EUROfusion manages and funds European fusion research activities, with the aim to realise fusion electricity. The consortium comprises 30 members from 26 European Union countries as well as Switzerland and the Ukraine.
The European X-ray Free-electron Laser (European XFEL) generates X-ray pulses lasting a few millionths of a billionth of a second, or a few femtoseconds (10–15 seconds). These ultrashort flashes help scientists to understand the individual stages of a chemical or biological reaction. But some natural processes are even faster: to observe these, we need even shorter X-ray flashes, at the attosecond timescale (1/1000 of a femtosecond, or 10–18 seconds). The technology is almost ready to generate such fast X-ray pulses, but scientists must also be able to record the exact time and energy structure of each pulse to characterise their existence.
With this in mind, an international team of scientists developed a technique to do just that. Using the shortest X-ray pulses available at the Linac Coherent Light Source (LCLS) in the USA, they created a method involving circularly polarised light that acts as a ‘clock’ by which to sort the resulting experimental data.
Crucial to this method is a spectrometer developed at European XFEL’s close partner, the Deutsches Elektronen-Synchrotron (DESY) and adapted by European XFEL for use on hard X-ray free-electron lasers such as European XFEL and LCLS. The spectrometer consists of a ring of individual spectrometers aligned on a plane perpendicular to the X-ray beam. These pick up individual electrons, giving scientists crucial information about features of the beam.
European XFEL is a research facility in the Hamburg area in Germany. Its extremely intense X-ray flashes are used by researchers from all over the world.
Neutrinos are notoriously difficult to detect, as these elementary particles do not carry any electric charge and interact only rarely with matter. We know of three types (electron neutrinos, muon neutrinos and tau neutrinos), but are there more?
In 2011, researchers noticed that two unexplained experimental results could be reconciled if a fourth neutrino existed. This hypothetical particle is known as the ‘sterile’ neutrino, and several experiments have been designed to test its existence.

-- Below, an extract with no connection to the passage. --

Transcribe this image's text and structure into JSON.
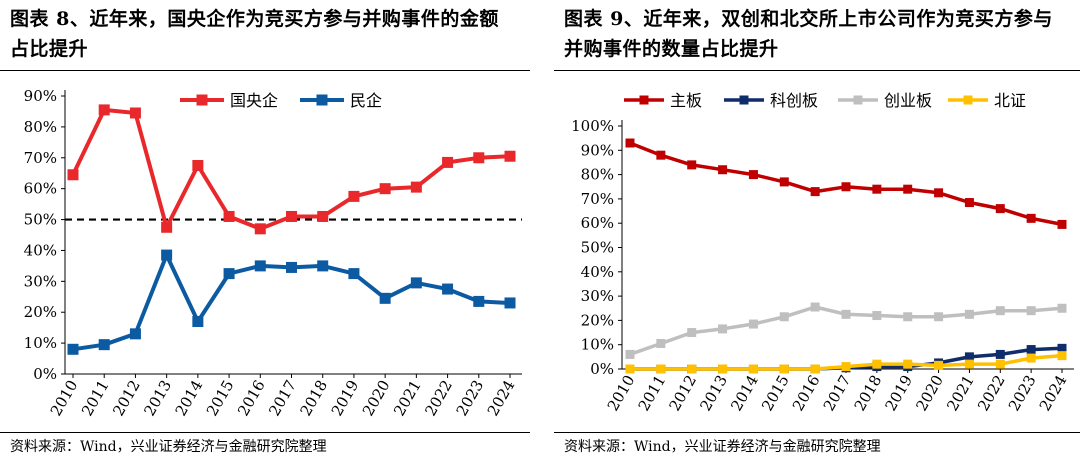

One such experiment is STEREO, a French-German experiment designed for precisely measuring the rates and energy profiles of the neutrinos generated by the Institut Laue Langevin (ILL) reactor. The experiment released its first results in March 2018, which exclude the presence of a hypothetical fourth neutrino in the region observed. A larger data sample is expected by the end of 2019.
Thanks to the highly enriched uranium fuel in the ILL core, STEREO will also provide a new benchmark for the neutrino spectrum produced by the fission of uranium-235, which is of utmost importance for many other reactor neutrino experiments.
Based in Grenoble, France, ILL is an international research centre at the leading edge of neutron science and technology.
EIROforum combines the resources, facilities and expertise of its member organisations to support European science in reaching its full potential.